China’s VAT reform has been a continuous development that resolved to replace Business Tax (BT) with VAT, reduce corporate tax burdens, and increase the weight of the service sector in China’s economy. China first piloted the VAT reform in Shanghai in 2012, and later expanded it to other municipalities and various industries.
Starting from May 1, 2016, construction, real estate, financial, and consumer services sectors also switched to the VAT regime, marking that VAT officially replaced BT as the only indirect tax in China. Henceforth, China’s tax system aligns more closely with the international standard. According to the Ministry of Finance, from May 2016 until June this year, China has relieved tax burdens of mainland businesses by RMB 850 billion, equivalent to US$127.5 billion.
The last phase of reform started on July 1 this year. China’s State Administration of Tax decided to decrease the four-tier tax system to three tiers, removing the 13 percent bracket and leaving the 17 percent, 11 percent, and six percent brackets. The change reduced tax rates for agricultural products, tap water, publications, and a number of other goods from 13 percent to 11 percent.
In the meeting last week, the government pledged to improve the tax compliance system in order to provide taxpayers with more efficient and convenient tax services.
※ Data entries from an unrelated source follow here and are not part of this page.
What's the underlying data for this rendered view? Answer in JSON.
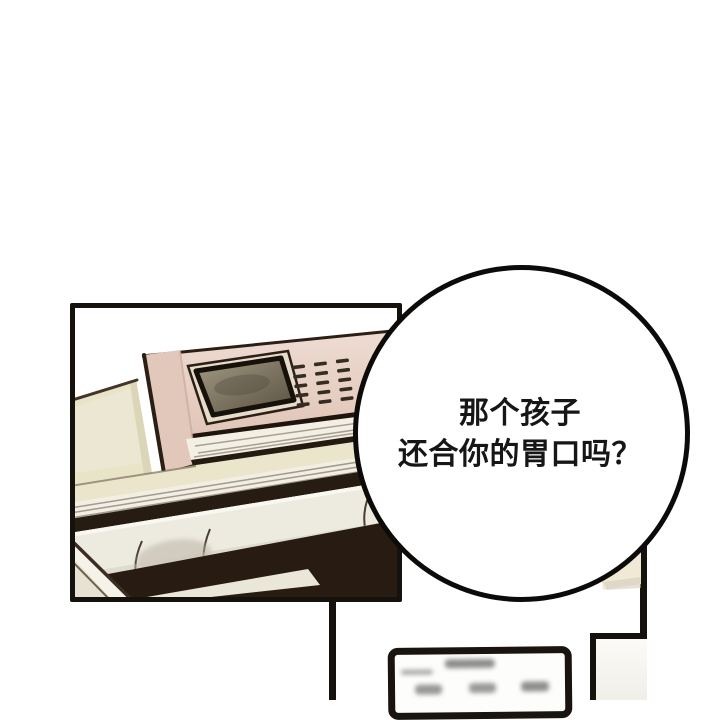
{
  "canvas": {
    "width": 720,
    "height": 700,
    "background": "#ffffff"
  },
  "speech_bubble": {
    "shape": "circle",
    "text_lines": [
      "那个孩子",
      "还合你的胃口吗？"
    ],
    "fill": "#ffffff",
    "stroke_color": "#0d0b09",
    "text_color": "#161616"
  },
  "panels": {
    "still_life": {
      "subject": "device-on-stacked-books-drawing",
      "colors": {
        "ink": "#15110d",
        "cream_book": "#e9e4c8",
        "device_pink": "#e3c9bc",
        "screen_dark": "#57503f",
        "screen_light": "#a39a84",
        "paper_white": "#f3efe4",
        "shadow_brown": "#281c12",
        "roll_light": "#edebe0"
      }
    },
    "bottom_partial": {
      "flyer_border": "#19140f",
      "flyer_fill": "#fdfdfb",
      "border_ink": "#15110d"
    }
  }
}
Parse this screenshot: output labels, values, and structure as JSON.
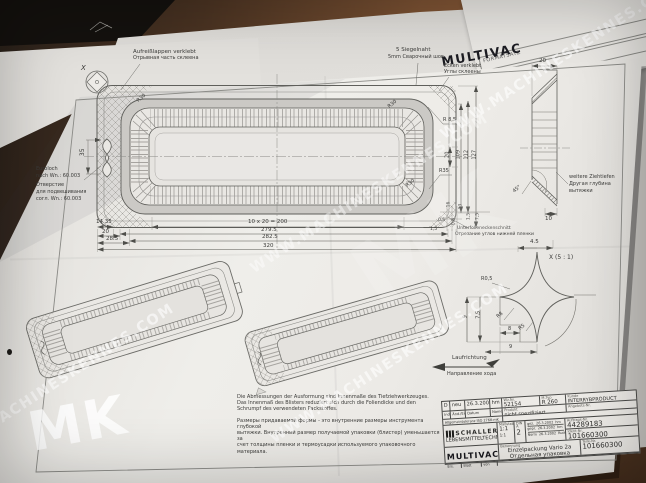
{
  "colors": {
    "desk": "#7c5233",
    "sheet": "#edebe7",
    "line": "#5d5d5a",
    "watermark": "#ffffff"
  },
  "watermark": {
    "url": "WWW.MACHINESKENNES.COM",
    "logo": "MK"
  },
  "background": {
    "back_sheet_title": "FORMATSATZ",
    "back_sheet_title2": "FORMATSATZ",
    "brand": "MULTIVAC"
  },
  "annotations": {
    "aufreiss_de": "Aufreißlappen verklebt",
    "aufreiss_ru": "Отрывная часть склеена",
    "siegel_de": "5 Siegelnaht",
    "siegel_ru": "5mm Сварочный шов",
    "ecken_de": "Ecken verklebt",
    "ecken_ru": "Углы склеены",
    "euroloch_de1": "Euroloch",
    "euroloch_de2": "nach Wn.: 60.003",
    "euroloch_ru1": "Отверстие",
    "euroloch_ru2": "для подвешивания",
    "euroloch_ru3": "согл. Wn.: 60.003",
    "unterfolie_de": "Unterfolieneckenschnitt",
    "unterfolie_ru": "Отрезание углов нижней пленки",
    "ziehtiefen_de": "weitere Ziehtiefen",
    "ziehtiefen_ru1": "Другая глубина",
    "ziehtiefen_ru2": "вытяжки",
    "lauf_de": "Laufrichtung",
    "lauf_ru": "Направление хода",
    "x_callout": "X",
    "detail_title": "X (5 : 1)"
  },
  "dims": {
    "d35": "35",
    "d14_35": "14.35",
    "d20": "20",
    "d28_5": "28.5",
    "d10x20": "10 x 20 = 200",
    "d279_5": "279.5",
    "d282_5": "282.5",
    "d320": "320",
    "r30": "R30",
    "r8_5": "R 8,5",
    "r35": "R35",
    "v20": "20",
    "v109": "109",
    "v112": "112",
    "v127": "127",
    "s16": "16",
    "s13": "13",
    "s0_5": "0,5",
    "s0_6": "0,6",
    "s1_5": "1,5",
    "s7_5": "7,5",
    "sv20": "20",
    "a45": "45°",
    "sv10": "10",
    "x4_5": "4.5",
    "xr0_5": "R0,5",
    "x9": "9",
    "x7_5": "7,5",
    "xr8": "R8",
    "xr5": "R5",
    "x8": "8",
    "x9b": "9"
  },
  "notes": {
    "de1": "Die Abmessungen der Ausformung sind Innenmaße des Tiefziehwerkzeuges.",
    "de2": "Das Innenmaß des Blisters reduziert sich durch die Foliendicke und den",
    "de3": "Schrumpf des verwendeten Packstoffes.",
    "ru1": "Размеры придаваемой формы - это внутренние размеры инструмента глубокой",
    "ru2": "вытяжки. Внутренний размер получаемой упаковки (блистер) уменьшается за",
    "ru3": "счет толщины пленки и термоусадки используемого упаковочного материала."
  },
  "titleblock": {
    "rev": {
      "index": "D",
      "change": "neu",
      "date": "26.3.2002",
      "name": "hm"
    },
    "rev_labels": {
      "index": "Index",
      "change": "Änd./Ers.",
      "date": "Datum",
      "name": "Name"
    },
    "tolerance": "Allgemeintoleranz ISO 2768-mK",
    "wz": {
      "label": "Wz.Nr.",
      "value": "52154"
    },
    "mtyp": {
      "label": "M.Typ",
      "value": "R 260"
    },
    "kunde": {
      "label": "Kunde",
      "value": "INTERRYBPRODUCT"
    },
    "produkt": {
      "label": "Produkt",
      "value": "nicht spezifiziert"
    },
    "angebot": {
      "label": "Angebots-Nr.",
      "value": ""
    },
    "massstab": {
      "label": "Maßstab",
      "value": "1:1",
      "value2": "1:1"
    },
    "format": {
      "label": "DIN A",
      "value": "2"
    },
    "sign_rows": [
      {
        "label": "gez.",
        "date": "26.3.2002",
        "name": "hm"
      },
      {
        "label": "gepr.",
        "date": "26.3.2002",
        "name": "hm"
      },
      {
        "label": "Norm",
        "date": "26.3.2002",
        "name": "Rudolph"
      }
    ],
    "auftrag": {
      "label": "Auftrags-Nr.",
      "value": "44289183"
    },
    "ident": {
      "label": "Ident-Nr.",
      "value": "101660300"
    },
    "benennung": {
      "label": "Benennung",
      "line1": "Einzelpackung Vario 2a",
      "line2": "Отдельная упаковка"
    },
    "teile": {
      "label": "Teile-Nr.",
      "value": "101660300"
    },
    "schaller": {
      "name": "SCHALLER",
      "sub": "LEBENSMITTELTECHNIK"
    },
    "multivac": "MULTIVAC",
    "footer": {
      "ers": "Ers.",
      "blatt": "Blatt",
      "von": "von"
    }
  }
}
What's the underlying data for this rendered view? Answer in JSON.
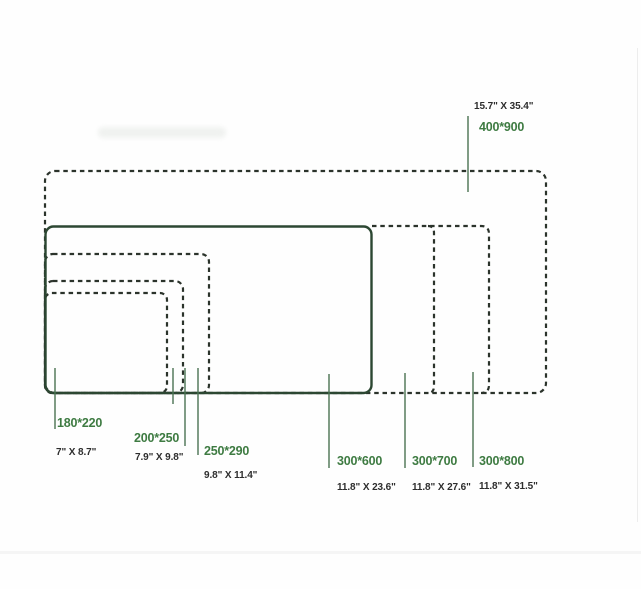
{
  "pads": [
    {
      "mm": "180*220",
      "inches": "7\" X 8.7\""
    },
    {
      "mm": "200*250",
      "inches": "7.9\" X 9.8\""
    },
    {
      "mm": "250*290",
      "inches": "9.8\" X 11.4\""
    },
    {
      "mm": "300*600",
      "inches": "11.8\" X 23.6\""
    },
    {
      "mm": "300*700",
      "inches": "11.8\" X 27.6\""
    },
    {
      "mm": "300*800",
      "inches": "11.8\" X 31.5\""
    },
    {
      "mm": "400*900",
      "inches": "15.7\" X 35.4\""
    }
  ],
  "colors": {
    "size_label_green": "#3e7b42",
    "inch_label_dark": "#2d2d2d",
    "dashed_outline": "#2b332b",
    "solid_outline": "#2c4732",
    "leader_line": "#4a7352",
    "background": "#fefefe"
  }
}
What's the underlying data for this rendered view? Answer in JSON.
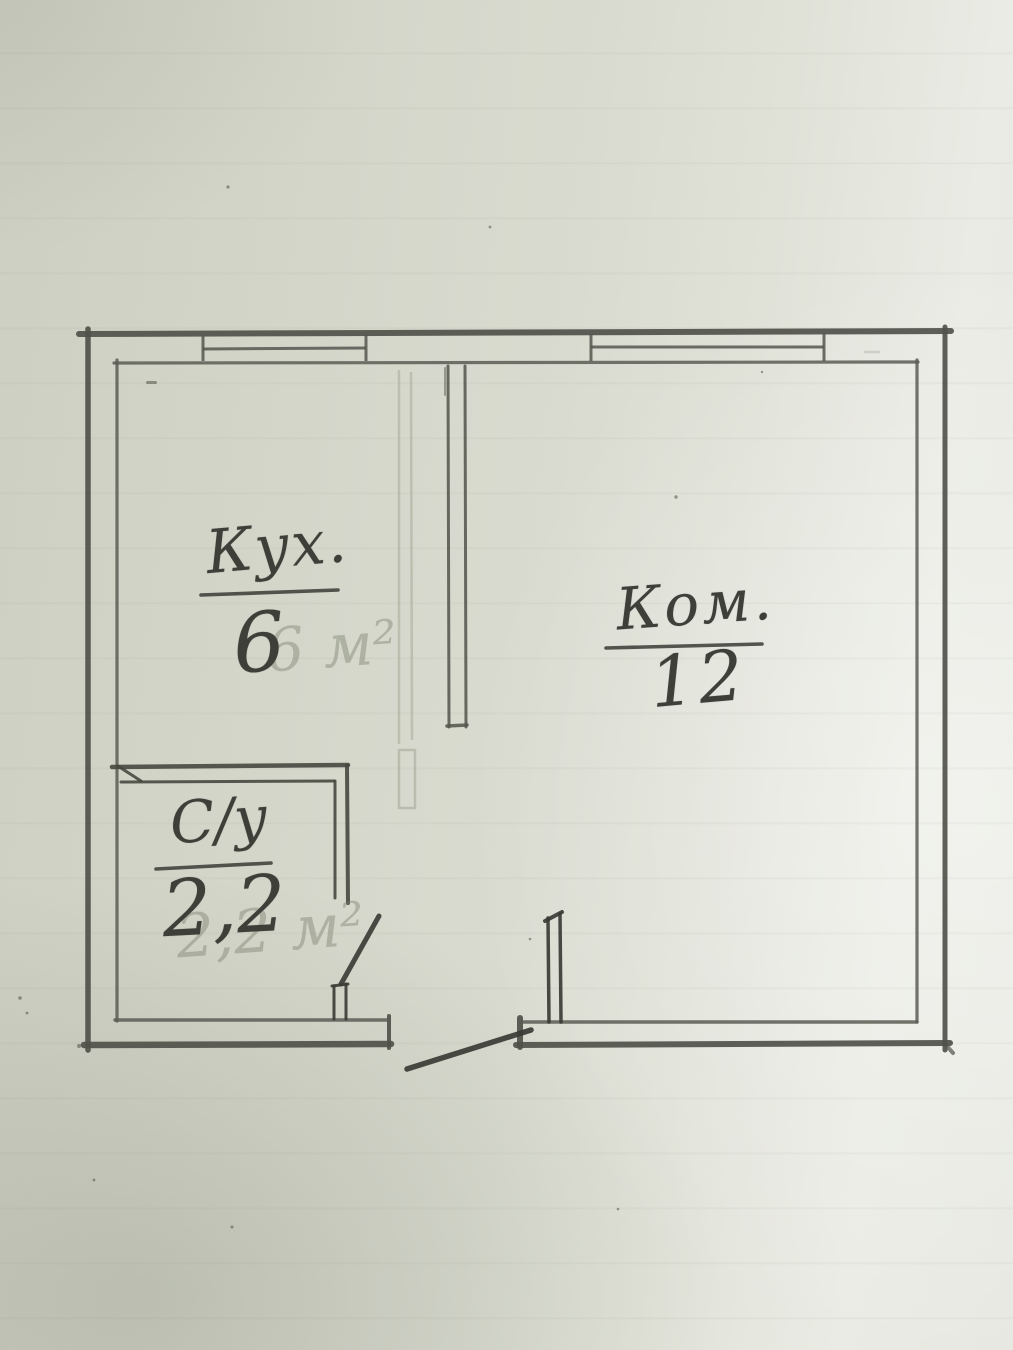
{
  "plan": {
    "description": "Hand-drawn apartment floor plan, pencil on scanned paper",
    "rooms": {
      "kitchen": {
        "label": "Кух.",
        "area": "6",
        "ghost": "6 м²"
      },
      "living": {
        "label": "Ком.",
        "area": "12"
      },
      "bathroom": {
        "label": "С/у",
        "area": "2,2",
        "ghost": "2,2 м²"
      }
    },
    "colors": {
      "paper": "#d7d9ce",
      "paper_light": "#ecede7",
      "graphite": "#4a4b44",
      "pencil_faint": "#a3a698"
    }
  }
}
More specifically, the reform will encompass increasing digitization of the tax system, simplifying procedures of tax filing, promoting the use of electronic invoices in place of the physical fapiao, and improving tax services.
The meeting touched on other issues that will be put on the schedule. Companies can anticipate tax policies for the manufacturing, finance, and construction sectors being improved and legislation on the VAT rolling out. The government will also tackle the problem that a small number of taxpayers face a higher tax burden due to insufficient tax offsetting items.
China’s business environment is known for its complicated tax and accounting system that leads to financial complexity. Foreign businesses that first enter the Chinese market usually find it difficult to comply with various regulations. Take China’s VAT invoice system as an example: businesses in China need to document all transactions on a fapiao, a legal receipt that monitors payment and prevents individuals and businesses from evading tax. Companies need to apply for a fapiao quota and purchase fapiao from the tax bureau. An increase in the quota requires companies to go through another lengthy application process.
As the government expresses interest to enhance multiple aspects of tax services and incorporate digital technology into the tax system, companies should expect the accounting procedures to become easier to navigate in the near future.
Despite progress made so far, China’s VAT reform is not fully-fledged and will further unfold in the future. Companies should build a tax structure around the reform and navigate the financial complexity under the reformed tax system.